When they first embarked on their Brighton House project, Ben Stibbard and Kate Fitzpatrick, Principals of Melbourne based architecture practice Auhaus, say they became “preoccupied with creating a house that felt open on a constrained pocket site”. The 500 square meter corner plot in this affluent coastal suburb can only be described as an ‘odd-shape’ and the challenge set by the owner / developer was to create a private space.
“We wanted to create a sense of entry and keep the light in the site but also didn’t want a fishbowl, the sense of privacy was also important,” says Fitzpatrick. “We came up with a concept, which enabled the structure to hug the boundary but feel surrounded by green and have some protected spaces.”
The solution allows views from the front to the back of the house creating a generous feel and flow that gives the illusion of a far bigger space.
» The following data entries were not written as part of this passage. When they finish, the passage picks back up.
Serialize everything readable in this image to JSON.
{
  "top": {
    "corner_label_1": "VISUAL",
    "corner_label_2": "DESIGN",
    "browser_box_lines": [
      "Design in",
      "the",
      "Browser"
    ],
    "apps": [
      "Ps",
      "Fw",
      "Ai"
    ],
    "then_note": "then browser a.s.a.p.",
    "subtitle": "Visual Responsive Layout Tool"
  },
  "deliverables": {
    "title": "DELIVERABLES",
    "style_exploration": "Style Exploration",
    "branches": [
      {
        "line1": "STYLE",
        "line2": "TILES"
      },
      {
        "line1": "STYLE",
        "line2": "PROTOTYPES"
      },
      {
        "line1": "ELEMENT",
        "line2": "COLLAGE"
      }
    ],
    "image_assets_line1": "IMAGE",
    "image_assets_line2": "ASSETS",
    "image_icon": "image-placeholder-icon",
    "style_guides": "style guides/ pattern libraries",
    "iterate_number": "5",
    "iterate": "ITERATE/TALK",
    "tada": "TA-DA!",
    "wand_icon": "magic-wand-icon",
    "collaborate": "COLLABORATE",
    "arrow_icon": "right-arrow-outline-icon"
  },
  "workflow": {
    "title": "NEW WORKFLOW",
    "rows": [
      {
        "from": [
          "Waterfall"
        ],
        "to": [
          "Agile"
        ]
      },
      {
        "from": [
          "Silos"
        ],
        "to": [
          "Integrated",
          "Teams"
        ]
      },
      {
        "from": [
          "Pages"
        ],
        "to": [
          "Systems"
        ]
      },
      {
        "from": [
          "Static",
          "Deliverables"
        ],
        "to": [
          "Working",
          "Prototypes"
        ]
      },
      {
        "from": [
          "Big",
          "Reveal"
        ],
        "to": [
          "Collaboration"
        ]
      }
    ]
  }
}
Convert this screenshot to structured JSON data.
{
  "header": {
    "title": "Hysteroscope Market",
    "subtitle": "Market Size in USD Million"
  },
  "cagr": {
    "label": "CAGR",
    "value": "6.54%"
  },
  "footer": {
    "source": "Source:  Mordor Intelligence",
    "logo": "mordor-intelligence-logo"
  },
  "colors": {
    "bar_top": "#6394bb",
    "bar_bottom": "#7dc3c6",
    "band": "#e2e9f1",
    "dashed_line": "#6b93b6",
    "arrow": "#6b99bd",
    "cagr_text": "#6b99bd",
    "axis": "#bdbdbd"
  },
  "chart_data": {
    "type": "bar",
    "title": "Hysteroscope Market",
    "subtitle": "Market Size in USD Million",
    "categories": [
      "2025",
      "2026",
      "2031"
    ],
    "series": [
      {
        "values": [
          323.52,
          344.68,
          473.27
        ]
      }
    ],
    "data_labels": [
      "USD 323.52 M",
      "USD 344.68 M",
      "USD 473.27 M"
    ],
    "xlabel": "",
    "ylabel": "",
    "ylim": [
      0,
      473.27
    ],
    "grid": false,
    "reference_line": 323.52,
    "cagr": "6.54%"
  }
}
The widened entry creates an impact that is enhanced by the unique exterior finish. The owner requested a strong façade to the house and Auhaus were keen to avoid the ‘typical Brighton House’ of neutral render and glass.
“We considered how to draw attention to the form of the building and ensure it presented strongly from the street to further enhance the entry experience,” says Stibbard. “We have used black exterior finishes in projects before and knew that it would provide impact and reduce the structure to a single form.”
The team liked the aesthetic of a stained timber exterior to contrast with, and highlight, the planned verdant green landscaping for the property. Timber cladding of course can be challenging to maintain, not least in Australian coastal environments such as this. Thermally treated timbers were considered given their resistance to the elements and minimal maintenance requirements.